10. The fuel cell arrangement according to claim 8, wherein the second heat exchanger is integrated in the fuel cell, whereby the carrier fluid is conducted through the fuel cell in the second heat exchanger.

11. The fuel cell arrangement according to claim 1, wherein the fuel cell arrangement is a motor vehicle fuel cell arrangement and the carrier fluid is carbazole.

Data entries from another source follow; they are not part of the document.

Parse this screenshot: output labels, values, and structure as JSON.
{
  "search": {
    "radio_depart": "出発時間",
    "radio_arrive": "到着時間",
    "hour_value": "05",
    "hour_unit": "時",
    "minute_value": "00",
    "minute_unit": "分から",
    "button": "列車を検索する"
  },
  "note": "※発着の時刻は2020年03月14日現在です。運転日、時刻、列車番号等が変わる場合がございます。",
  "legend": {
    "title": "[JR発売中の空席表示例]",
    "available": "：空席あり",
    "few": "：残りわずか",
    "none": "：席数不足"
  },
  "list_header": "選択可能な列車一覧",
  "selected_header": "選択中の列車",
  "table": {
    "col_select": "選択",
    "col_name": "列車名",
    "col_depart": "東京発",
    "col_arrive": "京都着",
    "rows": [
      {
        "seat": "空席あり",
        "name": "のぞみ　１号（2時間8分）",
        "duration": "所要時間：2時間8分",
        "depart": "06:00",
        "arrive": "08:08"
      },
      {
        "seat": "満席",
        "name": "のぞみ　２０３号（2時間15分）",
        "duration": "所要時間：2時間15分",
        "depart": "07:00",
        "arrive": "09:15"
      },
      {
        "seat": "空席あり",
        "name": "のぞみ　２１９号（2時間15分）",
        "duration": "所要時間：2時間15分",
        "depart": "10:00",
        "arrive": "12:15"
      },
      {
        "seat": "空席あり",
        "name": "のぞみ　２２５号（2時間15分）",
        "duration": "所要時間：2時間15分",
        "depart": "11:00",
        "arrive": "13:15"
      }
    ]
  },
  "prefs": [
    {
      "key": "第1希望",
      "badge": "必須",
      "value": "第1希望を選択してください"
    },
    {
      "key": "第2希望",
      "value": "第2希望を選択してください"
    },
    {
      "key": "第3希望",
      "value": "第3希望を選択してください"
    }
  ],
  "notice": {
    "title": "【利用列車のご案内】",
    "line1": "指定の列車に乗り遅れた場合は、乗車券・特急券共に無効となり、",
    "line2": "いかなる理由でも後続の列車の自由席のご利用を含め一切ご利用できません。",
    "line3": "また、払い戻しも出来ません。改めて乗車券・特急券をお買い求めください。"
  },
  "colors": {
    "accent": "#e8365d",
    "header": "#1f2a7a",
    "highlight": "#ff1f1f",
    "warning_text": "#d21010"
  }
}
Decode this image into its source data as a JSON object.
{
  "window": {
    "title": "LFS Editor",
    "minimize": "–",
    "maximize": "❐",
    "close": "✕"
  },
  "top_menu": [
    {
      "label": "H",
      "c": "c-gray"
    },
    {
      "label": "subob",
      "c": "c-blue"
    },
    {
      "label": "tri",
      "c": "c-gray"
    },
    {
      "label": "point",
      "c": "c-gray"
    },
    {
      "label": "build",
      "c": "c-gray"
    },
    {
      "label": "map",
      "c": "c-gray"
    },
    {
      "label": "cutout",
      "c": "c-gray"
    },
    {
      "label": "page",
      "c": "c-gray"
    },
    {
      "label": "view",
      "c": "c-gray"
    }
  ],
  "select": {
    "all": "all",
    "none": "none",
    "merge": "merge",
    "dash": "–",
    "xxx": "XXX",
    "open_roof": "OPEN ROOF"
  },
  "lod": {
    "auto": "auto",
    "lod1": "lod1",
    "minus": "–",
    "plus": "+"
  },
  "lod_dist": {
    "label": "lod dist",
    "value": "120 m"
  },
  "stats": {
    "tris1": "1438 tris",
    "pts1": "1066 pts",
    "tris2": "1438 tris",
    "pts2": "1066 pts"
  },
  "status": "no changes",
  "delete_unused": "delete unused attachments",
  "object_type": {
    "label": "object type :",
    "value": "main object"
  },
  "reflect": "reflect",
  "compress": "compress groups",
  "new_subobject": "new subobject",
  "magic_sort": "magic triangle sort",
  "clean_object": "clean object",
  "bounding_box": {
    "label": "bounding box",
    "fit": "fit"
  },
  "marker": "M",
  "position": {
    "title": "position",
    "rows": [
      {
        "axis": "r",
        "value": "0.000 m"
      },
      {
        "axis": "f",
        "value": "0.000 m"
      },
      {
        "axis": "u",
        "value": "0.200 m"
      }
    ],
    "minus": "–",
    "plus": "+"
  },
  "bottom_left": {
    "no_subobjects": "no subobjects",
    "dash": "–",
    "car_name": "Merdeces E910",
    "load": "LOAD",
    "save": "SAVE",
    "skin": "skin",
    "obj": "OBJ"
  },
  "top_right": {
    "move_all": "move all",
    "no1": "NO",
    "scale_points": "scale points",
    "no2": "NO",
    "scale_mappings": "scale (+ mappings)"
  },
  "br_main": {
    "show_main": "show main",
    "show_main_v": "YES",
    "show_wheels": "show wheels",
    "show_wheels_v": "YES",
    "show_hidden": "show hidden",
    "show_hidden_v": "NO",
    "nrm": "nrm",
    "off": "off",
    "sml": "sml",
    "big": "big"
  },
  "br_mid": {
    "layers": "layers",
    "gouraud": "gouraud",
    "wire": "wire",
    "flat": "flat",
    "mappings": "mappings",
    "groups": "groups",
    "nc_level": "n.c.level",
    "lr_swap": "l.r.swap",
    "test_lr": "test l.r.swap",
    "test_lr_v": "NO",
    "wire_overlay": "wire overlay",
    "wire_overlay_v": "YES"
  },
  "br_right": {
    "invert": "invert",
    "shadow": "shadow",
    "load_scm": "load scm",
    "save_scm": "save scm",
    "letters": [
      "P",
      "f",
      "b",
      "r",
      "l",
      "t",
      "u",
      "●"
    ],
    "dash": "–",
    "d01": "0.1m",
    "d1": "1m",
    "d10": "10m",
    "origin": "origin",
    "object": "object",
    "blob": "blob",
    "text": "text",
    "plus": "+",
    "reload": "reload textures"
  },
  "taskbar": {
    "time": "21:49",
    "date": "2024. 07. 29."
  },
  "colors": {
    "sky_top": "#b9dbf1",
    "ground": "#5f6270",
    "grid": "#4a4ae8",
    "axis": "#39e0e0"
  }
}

12. A method for operating a fuel cell arrangement having a tank that stores a carrier fluid in which hydrogen is mixed, a separation device that separates hydrogen from the carrier fluid, a fuel cell that generates electrical energy from the hydrogen, and a heating arrangement configured to heat the carrier fluid in which the hydrogen is mixed, the heating arrangement having first, second and third heat exchangers, wherein the method comprises the acts of:

preheating, via the first heat exchanger, the carrier fluid in which the hydrogen is mixed by way of a carrier fluid return line;

heating, via the second heat exchanger, the carrier fluid in which the hydrogen is mixed by way of waste heat of the fuel cell and/or compressed intake air,

the heating via the second heat exchanger occurring after the preheating of the carrier fluid; and

subsequently heating the carrier fluid in which the hydrogen is mixed via another carrier fluid line, the subsequent heating occurring after the heating of the carrier fluid with the waste heat of the fuel cell and/or the compressed intake air.

13. The method according claim 12, wherein the carrier fluid is carbazole.

14. The method according to claim 12, wherein the heating of the carrier fluid comprises both heating the carrier fluid with the waste heat and with the compressed intake air via separate heat exchangers.